We are ready to perform the training!

[6]:
t0 = time.time() # to calculate training time

# hyper parameters for the training
LR = .6e-3
NUM_EPOCHS = 300
learning_rate = tf.Variable(LR, trainable=False)
optimizer = tf.keras.optimizers.Adam(learning_rate)

loss = 0
val_loss = 0
# history of training loss
history = []
fig_list = []

# Training loop
for epoch in range(NUM_EPOCHS):
    if epoch % 10 == 9:
        fig_name = f'training_fig{epoch + 1}.jpeg'
        fig_list.append(fig_name)
        plot(transformed_distribution.sample(SAMPLE_SIZE), epoch + 1)
    for batch in moons_ds:
        loss = train_step(optimizer, batch)
        history.append(loss)

t1 = time.time()
train_time = t1 - t0
../_images/notebooks_SpQR_nb_12_0.png

5. Results …

Here we summarize the results of the training:

  1. Using the make_gif function we realize a gif of the evolution of the transformed distribution during training;

  2. we plot the history of the loss during the training.

[7]:
from plot_utils import make_gif

# gif showing training across epochs
make_gif(fig_list, output_gif="spqr.gif")

SegmentLocal

[8]:
# Now we plot loss across epochs
plt.title('Training Loss')
plt.plot([i for i in range(len(history))],
        history)
plt.xlabel('training step')
plt.ylabel('loss')
plt.grid(axis='y')
plt.text(350, 2.1, f'Epochs = {NUM_EPOCHS} \nTraining time = {train_time:.0f} s')
plt.savefig('train_loss_spqr.png')
plt.show()
../_images/notebooks_SpQR_nb_16_0.png

… and conclusions

The capability of the SpQR algorithm to reproduce the toy moon distribution is evident looking at the images of the comparison between the two distributions.

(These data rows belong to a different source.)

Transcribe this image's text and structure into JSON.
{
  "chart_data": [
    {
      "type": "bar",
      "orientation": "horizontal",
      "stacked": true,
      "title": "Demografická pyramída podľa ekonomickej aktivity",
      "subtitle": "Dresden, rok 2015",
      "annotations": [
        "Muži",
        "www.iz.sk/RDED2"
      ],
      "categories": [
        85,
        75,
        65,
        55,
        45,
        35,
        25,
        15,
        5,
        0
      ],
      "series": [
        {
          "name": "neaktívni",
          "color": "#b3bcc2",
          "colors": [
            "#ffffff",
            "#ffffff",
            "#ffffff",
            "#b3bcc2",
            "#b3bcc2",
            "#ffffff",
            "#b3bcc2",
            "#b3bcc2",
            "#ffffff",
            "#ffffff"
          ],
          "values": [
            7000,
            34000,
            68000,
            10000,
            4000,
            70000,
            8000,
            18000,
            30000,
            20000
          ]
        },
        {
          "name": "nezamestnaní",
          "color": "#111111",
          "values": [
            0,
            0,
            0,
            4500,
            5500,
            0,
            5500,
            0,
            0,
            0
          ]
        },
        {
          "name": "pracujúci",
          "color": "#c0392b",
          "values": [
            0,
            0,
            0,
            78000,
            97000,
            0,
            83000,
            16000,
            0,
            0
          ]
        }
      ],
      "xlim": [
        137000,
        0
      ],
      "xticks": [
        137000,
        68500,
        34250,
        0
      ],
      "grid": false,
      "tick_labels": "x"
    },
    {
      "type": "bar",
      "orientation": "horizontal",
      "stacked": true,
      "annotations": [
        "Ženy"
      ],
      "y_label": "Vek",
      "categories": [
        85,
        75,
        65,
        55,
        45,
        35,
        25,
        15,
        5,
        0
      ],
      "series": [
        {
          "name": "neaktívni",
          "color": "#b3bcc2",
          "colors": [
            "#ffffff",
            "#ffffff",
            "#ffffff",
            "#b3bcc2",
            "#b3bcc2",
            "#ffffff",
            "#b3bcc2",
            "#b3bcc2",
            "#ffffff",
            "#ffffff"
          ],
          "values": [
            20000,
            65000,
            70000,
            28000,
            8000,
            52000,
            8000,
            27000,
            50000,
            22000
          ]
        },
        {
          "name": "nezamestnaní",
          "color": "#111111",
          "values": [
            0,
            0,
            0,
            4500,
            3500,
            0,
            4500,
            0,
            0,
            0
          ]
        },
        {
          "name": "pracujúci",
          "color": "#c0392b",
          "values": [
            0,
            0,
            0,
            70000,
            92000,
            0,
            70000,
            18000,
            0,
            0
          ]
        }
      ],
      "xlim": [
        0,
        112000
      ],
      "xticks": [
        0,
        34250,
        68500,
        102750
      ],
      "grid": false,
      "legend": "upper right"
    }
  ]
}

The “visual” effect is actually a good way to evaluate this algorithm, since it is often applied in image generation as an alternative to GAN. Craving for a little more quantitative, we performed a Kolmogorov-Smirnov test on the marginalized distribution of the two features x1 and x2.

[13]:
from scipy.stats import ks_2samp

# getting samples
TEST_SIZE = 1000
trans = transformed_distribution.sample(TEST_SIZE)
#slicing and preparing arrays to perform the test
x1_trans, x2_trans = np.squeeze(np.split(trans, 2, axis=1))
x1_moons, x2_moons = np.squeeze(np.split(moons.to_numpy(), 2, axis=1))

# calculating statistic from K-S test and p-values
stat_1, pval_1 = ks_2samp(x1_trans, x1_moons)
stat_2, pval_2 = ks_2samp(x2_trans, x2_moons)

print(f'p-value x1 distribution = {pval_1}')
print(f'p-value x2 distribution = {pval_2}')
p-value x1 distribution = 0.6407855506440566
p-value x2 distribution = 0.9831250260206603

The p-value for the two tests are better than 0.5. At least, this means that the algorithm learnt quite well to simulate the two features distributions.